Le FABLAB pédagogique du Pôle joue un rôle central dans la transformation des concepts en prototypes concrets. Doté d’imprimantes 3D, d’un scanner 3D et d’une thermo-formeuse, cet espace permet aux étudiants de concevoir, tester et améliorer leurs innovations dans un cadre technologique avancé. Ce laboratoire a déjà prouvé son efficacité en contribuant à l’impression de 150 pièces adaptatives pour des masques connectés avec des respirateurs artificiels, utilisées dans plusieurs grands hôpitaux de Casablanca.

Dans le cadre du Statut national étudiant entrepreneur (SNEE), un atelier de formation pratique sur le prototypage est organisé chaque année pour permettre aux étudiants de développer leurs compétences techniques et de donner vie à leurs idées.

Grâce à cette combinaison entre accompagnement en propriété intellectuelle et accès à un FABLAB performant, le Pôle favorise l’émergence d’entreprises viables et innovantes, tout en assurant une protection juridique et un encadrement technique aux futurs entrepreneurs.

Le PIE s’est imposé comme une référence depuis sa création en 2019. Quelle est votre vision pour les cinq prochaines années en termes d’expansion des programmes, de renforcement des partenariats internationaux (comme avec le Centre Confucius), et de contribution au développement socio-économique du Maroc ?
Notre vision pour les cinq prochaines années repose sur trois axes majeurs : l’expansion des programmes, le renforcement des partenariats internationaux et l’impact socio-économique. Nous ambitionnons de démocratiser davantage l’entrepreneuriat en diversifiant les parcours d’accompagnement et en intégrant de nouvelles filières.

L’objectif est d’augmenter le taux de passage à la création d’entreprise, notamment en développant de nouveaux modules spécialisés en innovation technologique, entrepreneuriat social et économie verte. Nous souhaitons également proposer des formations hybrides combinant présentiel et digital afin de toucher un plus grand nombre d’étudiants. Une meilleure intégration des doctorants est également prévue à travers des dispositifs dédiés à la valorisation de la recherche appliquée. Les collaborations avec des acteurs internationaux sont essentielles pour assurer un accompagnement de haut niveau et un accès à des opportunités globales.

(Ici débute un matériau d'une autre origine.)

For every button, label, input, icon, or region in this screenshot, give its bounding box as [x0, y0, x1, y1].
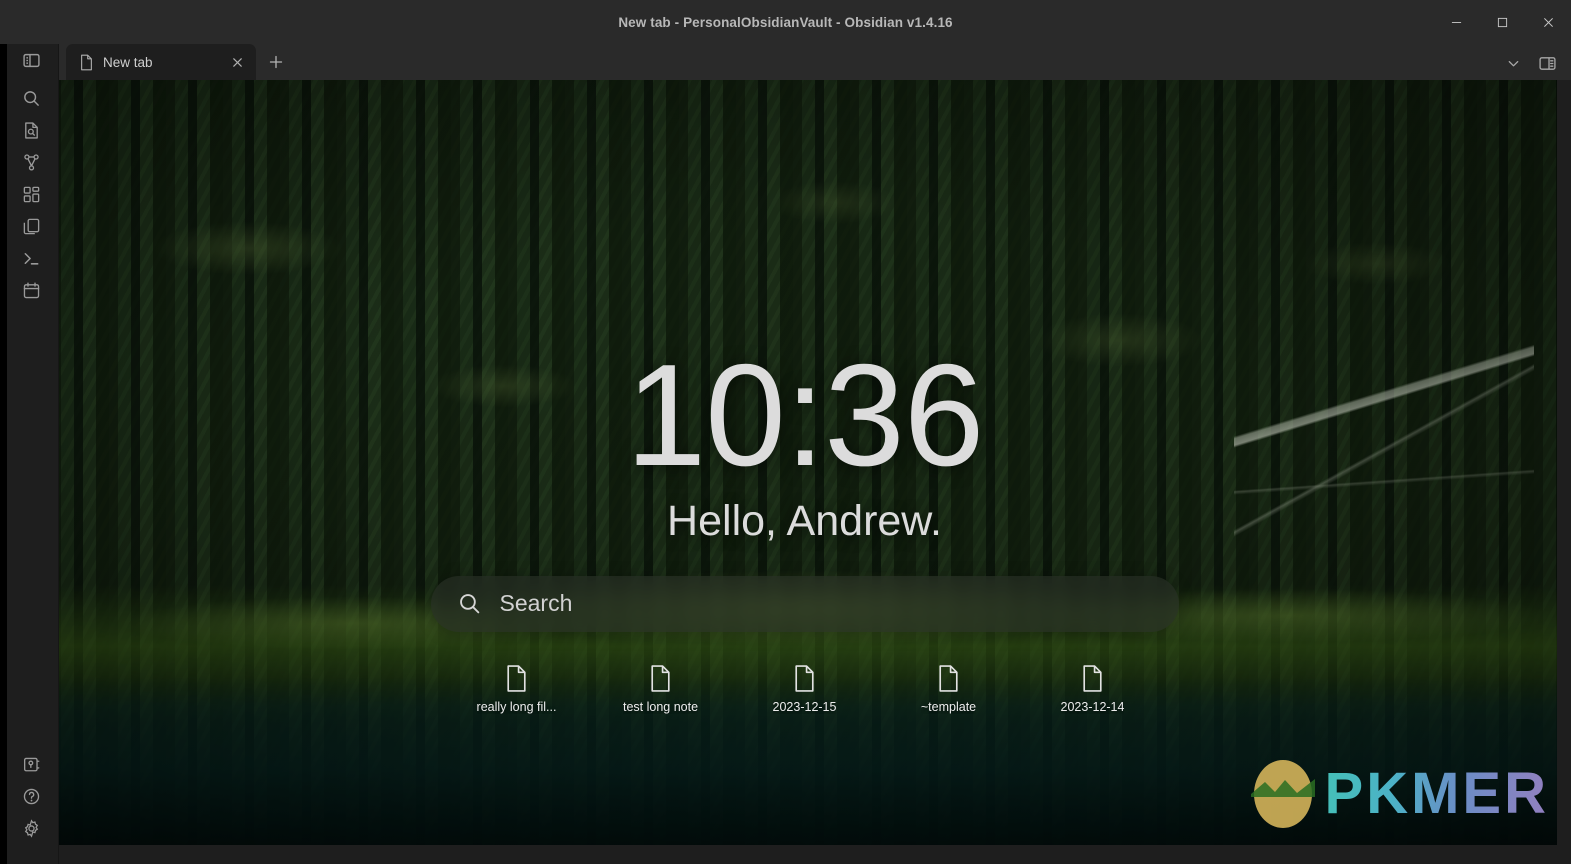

À ce titre, nous prévoyons de renforcer nos liens avec le Centre Confucius pour développer des formations sur l’entrepreneuriat international et les opportunités avec l’Asie. Nous comptons également élargir notre réseau de partenaires académiques et industriels en Afrique, en Europe et en Amérique du Nord, notamment à travers des programmes d’échange et des incubateurs internationaux.

Par ailleurs, nous souhaitons développer des compétitions entrepreneuriales internationales afin de donner plus de visibilité aux projets portés par nos étudiants. L’impact du Pôle insertion et entrepreneuriat sur le tissu économique local est un levier clé de notre stratégie. Pour les prochaines années, nous comptons multiplier les collaborations avec les entreprises et institutions publiques pour favoriser l’insertion professionnelle et la création de startups alignées sur les besoins du marché marocain. Nous voulons également encourager les initiatives axées sur la transition écologique, l’innovation sociale et la digitalisation, afin de développer des projets à impact social et environnemental.

Enfin, nous envisageons de renforcer l’ancrage territorial du PIE en ouvrant des centres d’incubation universitaires décentralisés, accessibles à un plus large public. En consolidant notre positionnement en tant que référence nationale et régionale, nous souhaitons faire du PIE un véritable hub d’innovation et d’entrepreneuriat, contribuant activement à la transformation économique et sociale du Maroc.